Interested in what it must be like to drive an open-top car exactly 100 years old, I asked Reinan how the ride was going despite all the rain in the forecast. He said, "It's enjoyable except when it hails. I will draw the line at hail. Heavy rain kind of feels like when my older brother would shoot BBs at me, it feels a bit like that. But the hail actually is really painful."

McDurr and Chapman both confirmed my suspicions that they hailed from Maine, and are, indeed, lobster connoisseurs. They said this is their fifth year driving the lobster sedan in the Great Race. Asked how they've fared, Chapman paused over his Garf's sandwich and said, "Fair. But we get lunch, so."

Neither Reinan, McDurr, nor Chapman had been to Norwich before Sunday's lunch stop, but said they were happy to say they now have. Reinan said, "This is a great stop. We've been to a lot of lunch stops and this is one of the very best: the food, the surroundings, everyone's been very nice. We're impressed with it."

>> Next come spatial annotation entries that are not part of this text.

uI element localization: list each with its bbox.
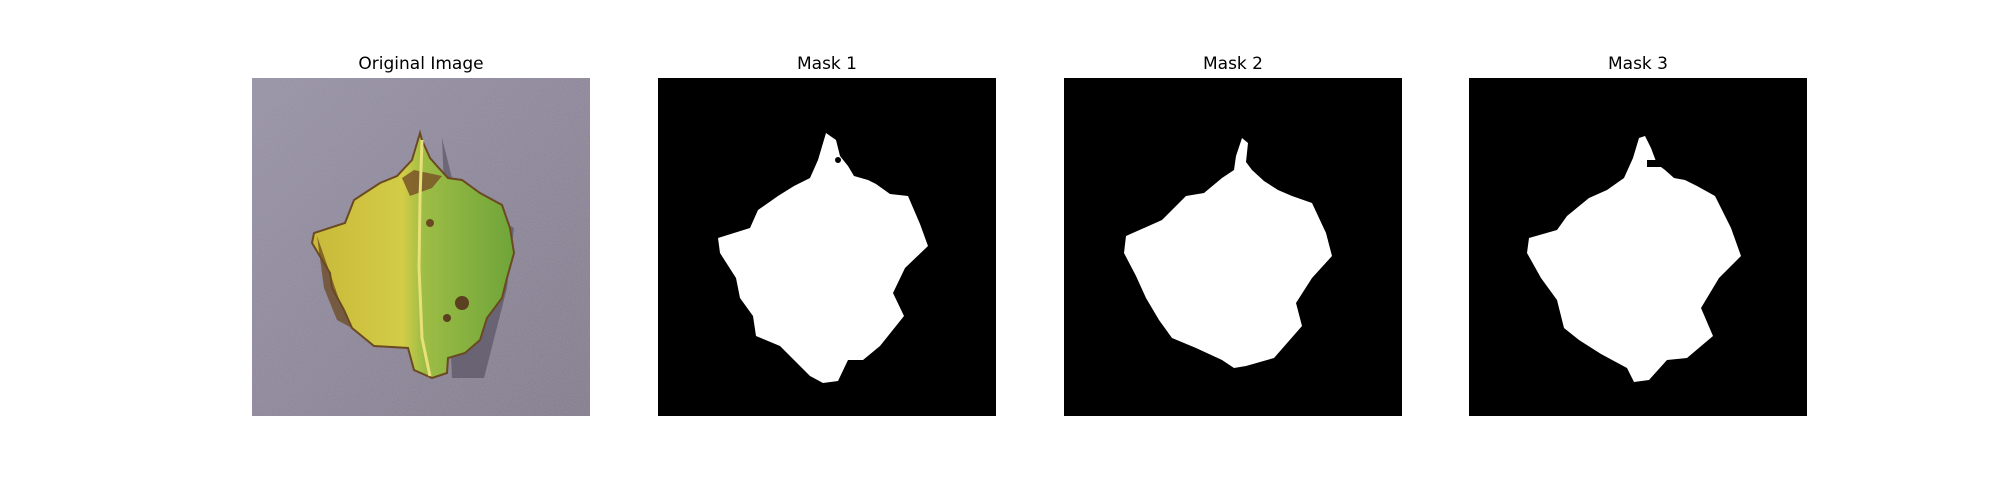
panel-mask-2: Mask 2 — [1064, 52, 1402, 416]
mask-3-image — [1469, 78, 1807, 416]
mask-2-image — [1064, 78, 1402, 416]
panel-mask-1: Mask 1 — [658, 52, 996, 416]
mask-1-image — [658, 78, 996, 416]
panel-title: Mask 2 — [1202, 54, 1263, 74]
panel-mask-3: Mask 3 — [1469, 52, 1807, 416]
panel-original: Original Image — [252, 52, 590, 416]
panel-title: Mask 3 — [1607, 54, 1668, 74]
original-leaf-photo — [252, 78, 590, 416]
panel-title: Mask 1 — [796, 54, 857, 74]
panel-title: Original Image — [358, 54, 484, 74]
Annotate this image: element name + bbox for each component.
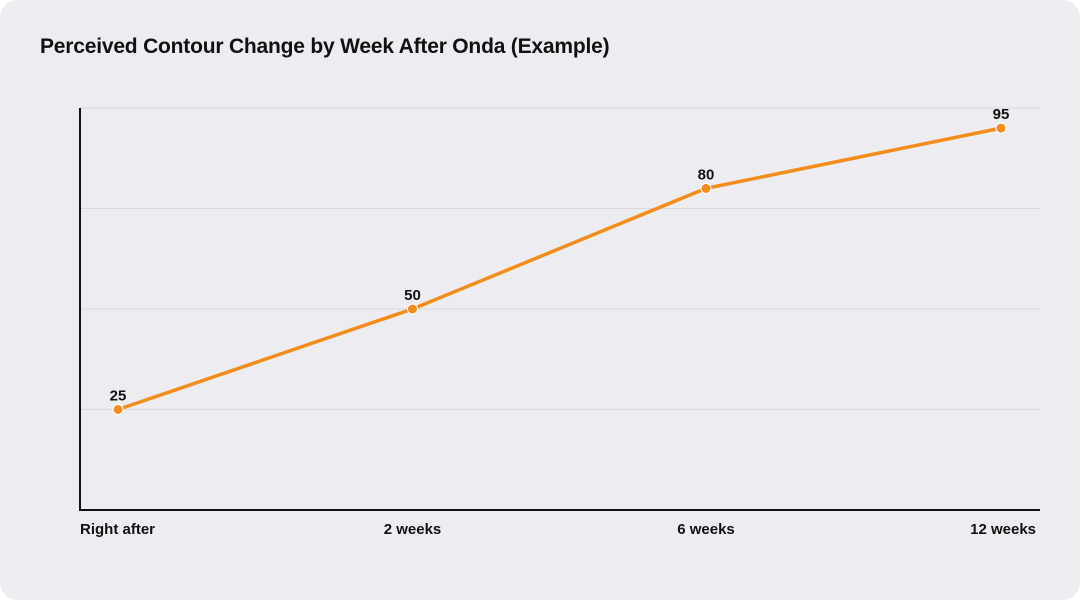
data-label: 50 [404,287,421,304]
data-label: 95 [993,106,1010,123]
x-tick-labels: Right after 2 weeks 6 weeks 12 weeks [80,521,1036,538]
data-label: 25 [110,388,127,405]
data-point [995,122,1007,134]
x-tick-label: 12 weeks [970,521,1036,538]
x-tick-label: 2 weeks [384,521,442,538]
data-labels: 25 50 80 95 [110,106,1010,404]
series-line [116,126,1003,412]
x-tick-label: Right after [80,521,155,538]
x-tick-label: 6 weeks [677,521,735,538]
data-label: 80 [698,166,715,183]
grid-lines [80,107,1040,410]
data-points [112,122,1007,415]
data-point [700,182,712,194]
axes [79,108,1040,511]
data-point [406,303,418,315]
chart-title: Perceived Contour Change by Week After O… [40,35,610,58]
data-point [112,404,124,415]
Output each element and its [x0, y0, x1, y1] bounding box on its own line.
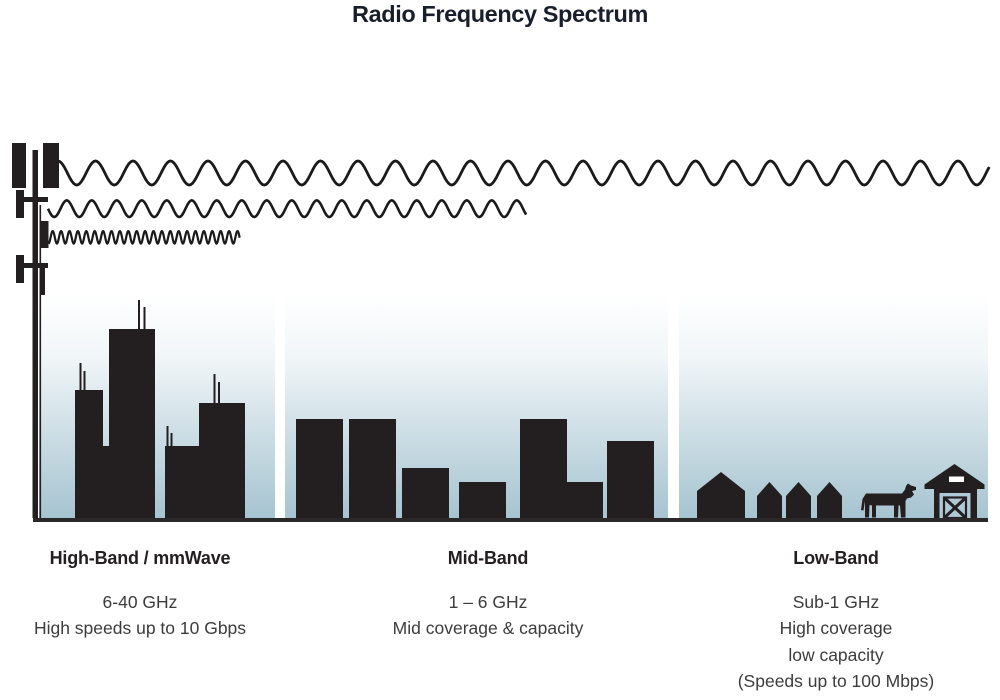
- low-band-heading: Low-Band: [793, 548, 879, 568]
- barn-icon: [924, 464, 985, 520]
- midrise-buildings-icon: [296, 419, 654, 518]
- high-band-line: 6-40 GHz: [102, 592, 178, 612]
- mid-band-heading: Mid-Band: [447, 548, 529, 568]
- farm-houses-icon: [697, 464, 985, 520]
- radio-waves: [46, 159, 991, 245]
- low-band-line: High coverage: [779, 618, 893, 639]
- house-icon: [757, 482, 782, 518]
- page-title: Radio Frequency Spectrum: [352, 1, 648, 27]
- barn-door: [939, 493, 971, 520]
- short-wavelength-wave-icon: [47, 230, 241, 245]
- house-icon: [697, 472, 745, 518]
- low-band-label: Low-Band Sub-1 GHz High coverage low cap…: [722, 548, 950, 694]
- mid-band-line: Mid coverage & capacity: [392, 618, 584, 639]
- high-band-label: High-Band / mmWave 6-40 GHz High speeds …: [28, 548, 252, 642]
- low-band-line: Sub-1 GHz: [792, 592, 880, 612]
- mid-band-sky-panel: [285, 294, 668, 518]
- cow-icon: [861, 483, 916, 518]
- rooftop-antennas: [79, 300, 220, 447]
- medium-wavelength-wave-icon: [46, 199, 528, 219]
- house-icon: [817, 482, 842, 518]
- mid-band-label: Mid-Band 1 – 6 GHz Mid coverage & capaci…: [368, 548, 608, 642]
- barn-loft-window: [949, 476, 964, 482]
- high-band-line: High speeds up to 10 Gbps: [33, 618, 247, 639]
- low-band-line: low capacity: [788, 644, 884, 665]
- cell-tower-icon: [12, 143, 59, 518]
- house-icon: [786, 482, 811, 518]
- mid-band-line: 1 – 6 GHz: [448, 592, 528, 612]
- long-wavelength-wave-icon: [57, 159, 991, 187]
- high-band-heading: High-Band / mmWave: [49, 548, 231, 568]
- city-skyline-icon: [75, 300, 245, 518]
- low-band-line: (Speeds up to 100 Mbps): [737, 670, 935, 691]
- ground-line: [33, 518, 988, 522]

After wishing the racers well, I approached Great Race Director Jeff Stubb to see how he was enjoying the stop. He said, "Think about this: it's a Sunday, you get to drive your old car on the beautiful, scenic backroads of central New York, you get to stop at one of the most awesome car museums in the whole country, I mean what's better than that?"

Stubb went on to praise Northeast Classic Car Museum Executive Director Bob Jeffrey for making the stop possible after a year and a half of preparation.

Jeffrey said, "It's just good to see the public came out to welcome everyone. They're from all over the United States and at least four or five different countries, this is really rare, and we're really excited because this is a once in a generation opportunity. I hope everyone enjoyed themselves."

City of Norwich Mayor Christine Carnrike also spoke at the event, offering her gratitude to car museum staff for making the lunch stop come to fruition, as well as city officials and agencies who were working the event.

As I walked back through the museum, I encountered Great Race participants John Corey and Dale Kasson admiring the cars. I learned Corey and Kasson, who drive a 1954 Studebaker Landcruiser, are from Troy, NY––the next stop for them in the Great Race.

Being somewhat local, I asked how they felt that Norwich and the Northeast Classic Car Museum was a stop in this year's race. Corey said, "I mean, it's great. This is the best [car museum] I know of. I've been to most of the car museums in the country and this is still one of my favorites."